The existing vision LLMs all work like this, which is most of the major models t...

adastra22 · 2025-09-22T19:34:02 1758569642

What I mean is that all processing in an LLM occurs in state space. The next-token prediction is the very last step.

uniqueuid · 2025-09-22T19:38:50 1758569930

There are many more weird and complex architectures in models for video understanding.

For example, beyond video->text->llm and video->embedding in llm, you can also have an llm controlling/guiding a separate video extractor.

See this paper for a pretty thorough overview.

Tang, Y., Bi, J., Xu, S., Song, L., Liang, S., Wang, T., Zhang, D., An, J., Lin, J., Zhu, R., Vosoughi, A., Huang, C., Zhang, Z., Liu, P., Feng, M., Zheng, F., Zhang, J., Luo, P., Luo, J., & Xu, C. (2025). Video Understanding with Large Language Models: A Survey (No. arXiv:2312.17432). arXiv. https://doi.org/10.48550/arXiv.2312.17432

adastra22 · 2025-09-22T19:47:45 1758570465

Sure but all of these find some way of mapping inputs (any medium) to state space concepts. That's the core of the transformer architecture.

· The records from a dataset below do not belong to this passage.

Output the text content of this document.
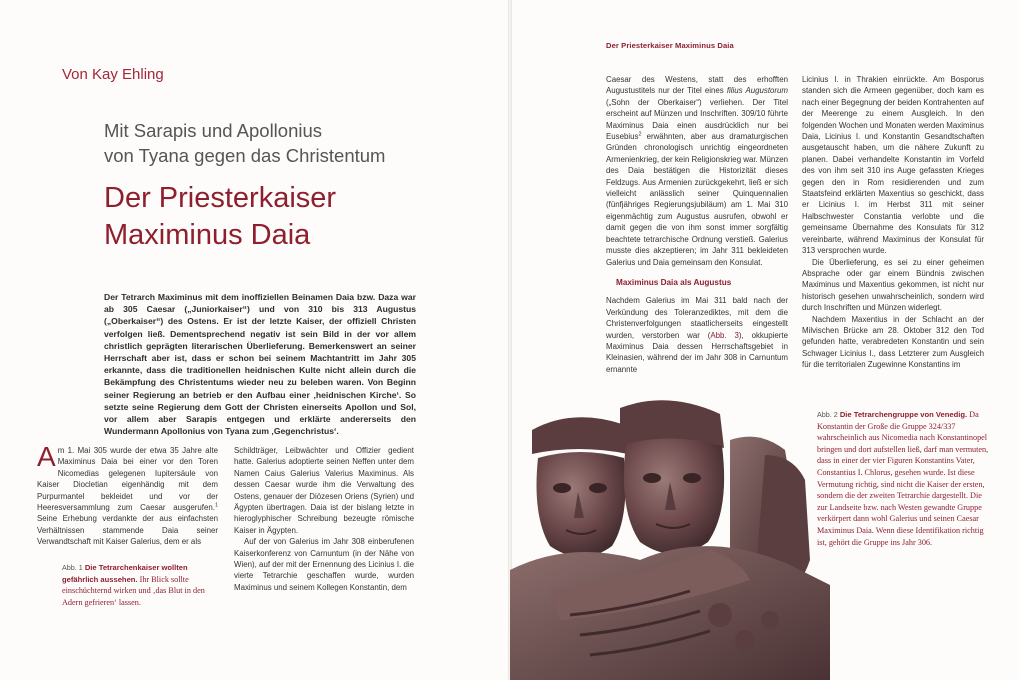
Von Kay Ehling
Mit Sarapis und Apollonius
von Tyana gegen das Christentum
Der Priesterkaiser
Maximinus Daia

Der Tetrarch Maximinus mit dem inoffiziellen Beinamen Daia bzw. Daza war ab 305 Caesar („Juniorkaiser“) und von 310 bis 313 Augustus („Oberkaiser“) des Ostens. Er ist der letzte Kaiser, der offiziell Christen verfolgen ließ. Dementsprechend negativ ist sein Bild in der vor allem christlich geprägten literarischen Überlieferung. Bemerkenswert an seiner Herrschaft aber ist, dass er schon bei seinem Machtantritt im Jahr 305 erkannte, dass die traditionellen heidnischen Kulte nicht allein durch die Bekämpfung des Christentums wieder neu zu beleben waren. Von Beginn seiner Regierung an betrieb er den Aufbau einer ‚heidnischen Kirche‘. So setzte seine Regierung dem Gott der Christen einerseits Apollon und Sol, vor allem aber Sarapis entgegen und erklärte andererseits den Wundermann Apollonius von Tyana zum ‚Gegenchristus‘.

Am 1. Mai 305 wurde der etwa 35 Jahre alte Maximinus Daia bei einer vor den Toren Nicomedias gelegenen Iupitersäule von Kaiser Diocletian eigenhändig mit dem Purpurmantel bekleidet und vor der Heeresversammlung zum Caesar ausgerufen.$^1$ Seine Erhebung verdankte der aus einfachsten Verhältnissen stammende Daia seiner Verwandtschaft mit Kaiser Galerius, dem er als

Abb. 1 Die Tetrarchenkaiser wollten gefährlich aussehen. Ihr Blick sollte einschüchternd wirken und ‚das Blut in den Adern gefrieren‘ lassen.

Schildträger, Leibwächter und Offizier gedient hatte. Galerius adoptierte seinen Neffen unter dem Namen Caius Galerius Valerius Maximinus. Als dessen Caesar wurde ihm die Verwaltung des Ostens, genauer der Diözesen Oriens (Syrien) und Ägypten übertragen. Daia ist der bislang letzte in hieroglyphischer Schreibung bezeugte römische Kaiser in Ägypten.

Auf der von Galerius im Jahr 308 einberufenen Kaiserkonferenz von Carnuntum (in der Nähe von Wien), auf der mit der Ernennung des Licinius I. die vierte Tetrarchie geschaffen wurde, wurden Maximinus und seinem Kollegen Konstantin, dem

Der Priesterkaiser Maximinus Daia

Caesar des Westens, statt des erhofften Augustustitels nur der Titel eines filius Augustorum („Sohn der Oberkaiser“) verliehen. Der Titel erscheint auf Münzen und Inschriften. 309/10 führte Maximinus Daia einen ausdrücklich nur bei Eusebius$^2$ erwähnten, aber aus dramaturgischen Gründen chronologisch unrichtig eingeordneten Armenienkrieg, der kein Religionskrieg war. Münzen des Daia bestätigen die Historizität dieses Feldzugs. Aus Armenien zurückgekehrt, ließ er sich vielleicht anlässlich seiner Quinquennalien (fünfjähriges Regierungsjubiläum) am 1. Mai 310 eigenmächtig zum Augustus ausrufen, obwohl er damit gegen die von ihm sonst immer sorgfältig beachtete tetrarchische Ordnung verstieß. Galerius musste dies akzeptieren; im Jahr 311 bekleideten Galerius und Daia gemeinsam den Konsulat.

Maximinus Daia als Augustus

Nachdem Galerius im Mai 311 bald nach der Verkündung des Toleranzediktes, mit dem die Christenverfolgungen staatlicherseits eingestellt wurden, verstorben war (Abb. 3), okkupierte Maximinus Daia dessen Herrschaftsgebiet in Kleinasien, während der im Jahr 308 in Carnuntum ernannte

Licinius I. in Thrakien einrückte. Am Bosporus standen sich die Armeen gegenüber, doch kam es nach einer Begegnung der beiden Kontrahenten auf der Meerenge zu einem Ausgleich. In den folgenden Wochen und Monaten werden Maximinus Daia, Licinius I. und Konstantin Gesandtschaften ausgetauscht haben, um die nähere Zukunft zu planen. Dabei verhandelte Konstantin im Vorfeld des von ihm seit 310 ins Auge gefassten Krieges gegen den in Rom residierenden und zum Staatsfeind erklärten Maxentius so geschickt, dass er Licinius I. im Herbst 311 mit seiner Halbschwester Constantia verlobte und die gemeinsame Übernahme des Konsulats für 312 vereinbarte, während Maximinus der Konsulat für 313 versprochen wurde.

Die Überlieferung, es sei zu einer geheimen Absprache oder gar einem Bündnis zwischen Maximinus und Maxentius gekommen, ist nicht nur historisch gesehen unwahrscheinlich, sondern wird durch Inschriften und Münzen widerlegt.

Nachdem Maxentius in der Schlacht an der Milvischen Brücke am 28. Oktober 312 den Tod gefunden hatte, verabredeten Konstantin und sein Schwager Licinius I., dass Letzterer zum Ausgleich für die territorialen Zugewinne Konstantins im

Abb. 2 Die Tetrarchengruppe von Venedig. Da Konstantin der Große die Gruppe 324/337 wahrscheinlich aus Nicomedia nach Konstantinopel bringen und dort aufstellen ließ, darf man vermuten, dass in einer der vier Figuren Konstantins Vater, Constantius I. Chlorus, gesehen wurde. Ist diese Vermutung richtig, sind nicht die Kaiser der ersten, sondern die der zweiten Tetrarchie dargestellt. Die zur Landseite bzw. nach Westen gewandte Gruppe verkörpert dann wohl Galerius und seinen Caesar Maximinus Daia. Wenn diese Identifikation richtig ist, gehört die Gruppe ins Jahr 306.
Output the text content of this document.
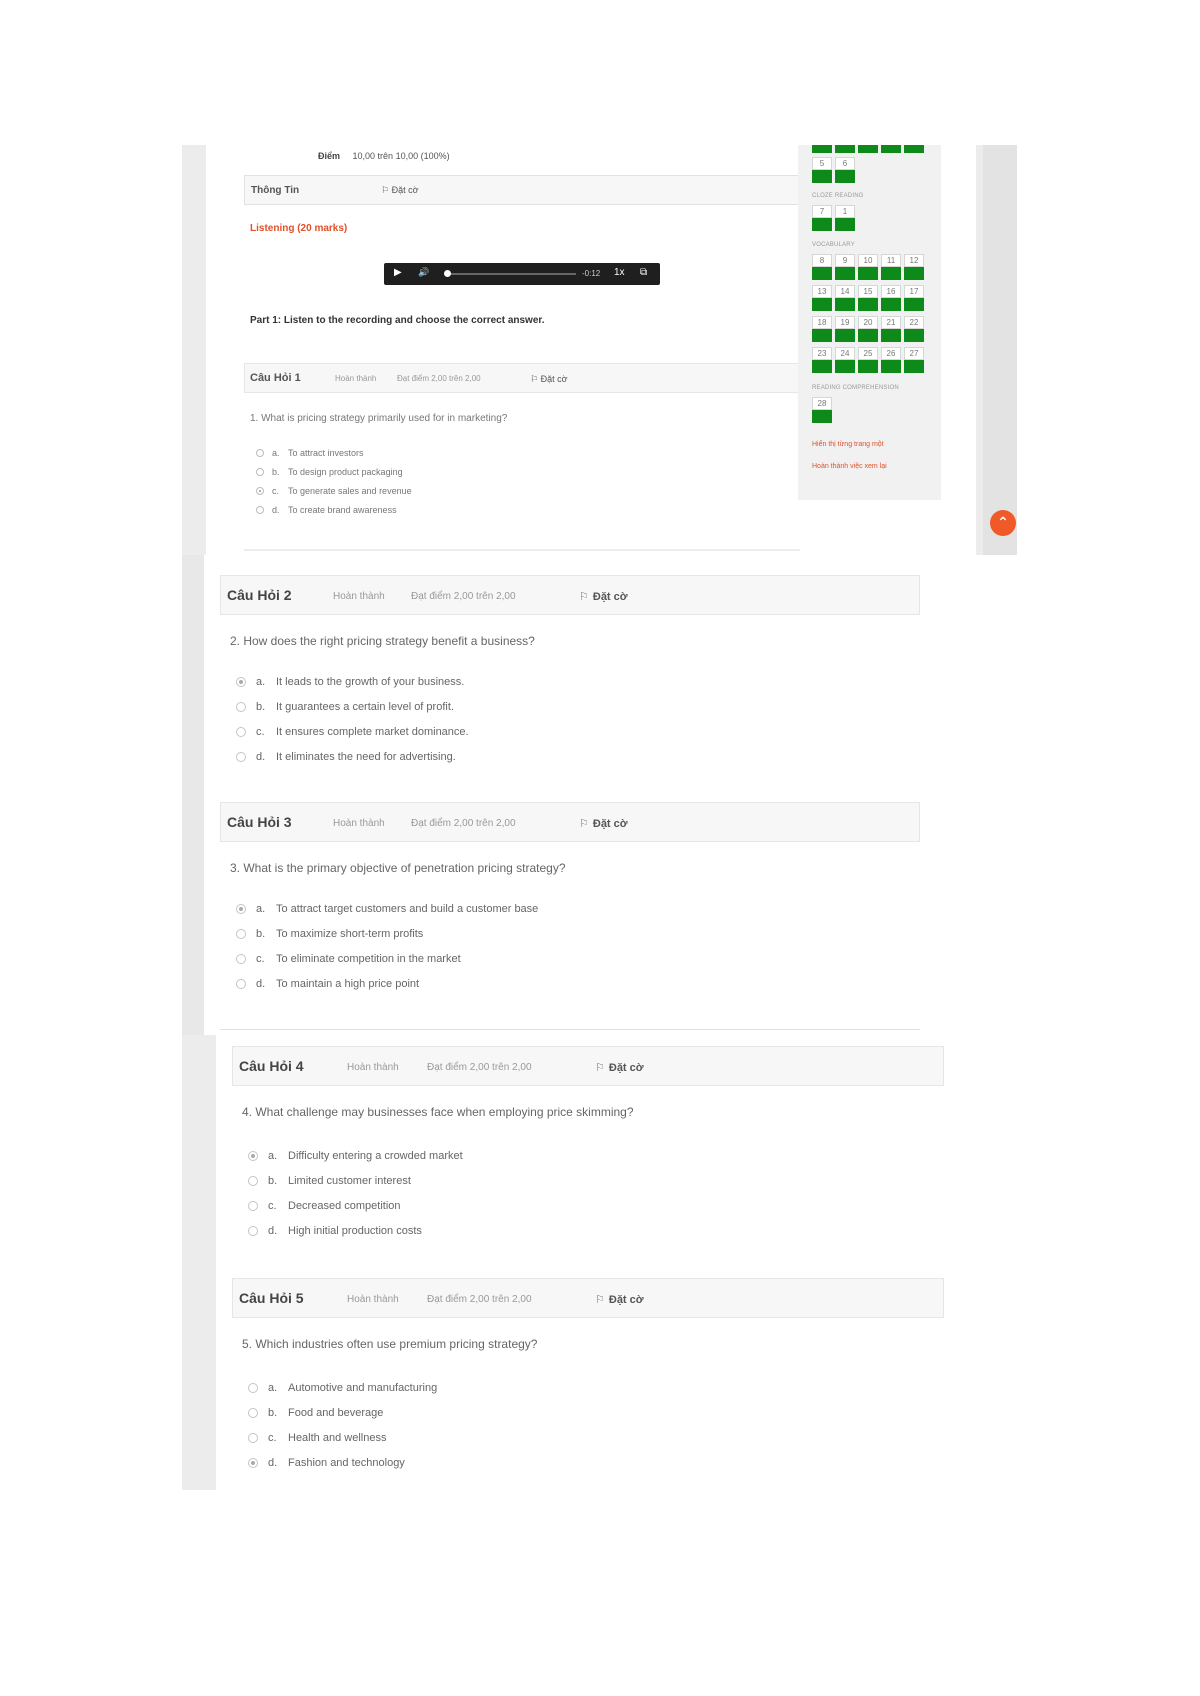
Điểm 10,00 trên 10,00 (100%)
Thông Tin	⚐ Đặt cờ
Listening (20 marks)
▶ 🔊	-0:12 1x ⧉
Part 1: Listen to the recording and choose the correct answer.
Câu Hỏi 1	Hoàn thành	Đạt điểm 2,00 trên 2,00	⚐ Đặt cờ
1. What is pricing strategy primarily used for in marketing?
a. To attract investors
b. To design product packaging
c. To generate sales and revenue
d. To create brand awareness
5	6
CLOZE READING
7	1
VOCABULARY
8	9	10	11	12
13	14	15	16	17
18	19	20	21	22
23	24	25	26	27
READING COMPREHENSION
28
Hiển thị từng trang một
Hoàn thành việc xem lại
⌃
Câu Hỏi 2	Hoàn thành	Đạt điểm 2,00 trên 2,00	⚐ Đặt cờ
2. How does the right pricing strategy benefit a business?
a. It leads to the growth of your business.
b. It guarantees a certain level of profit.
c.	It ensures complete market dominance.
d. It eliminates the need for advertising.
Câu Hỏi 3	Hoàn thành	Đạt điểm 2,00 trên 2,00	⚐ Đặt cờ
3. What is the primary objective of penetration pricing strategy?
a. To attract target customers and build a customer base
b. To maximize short-term profits
c.	To eliminate competition in the market
d. To maintain a high price point
Câu Hỏi 4	Hoàn thành	Đạt điểm 2,00 trên 2,00	⚐ Đặt cờ
4. What challenge may businesses face when employing price skimming?
a. Difficulty entering a crowded market
b. Limited customer interest
c.	Decreased competition
d. High initial production costs
Câu Hỏi 5	Hoàn thành	Đạt điểm 2,00 trên 2,00	⚐ Đặt cờ
5. Which industries often use premium pricing strategy?
a. Automotive and manufacturing
b. Food and beverage
c.	Health and wellness
d. Fashion and technology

ludwigschubert · 2025-09-22T20:05:21 1758571521

The user you originally replied to specifically mentioned > without going to text first

adastra22 · 2025-09-22T20:06:35 1758571595

Yeah, and that's my understanding. Nothing goes video -> text, or audio -> text, or even text -> text without first going through state space. That's where the core of the transformer architecture is.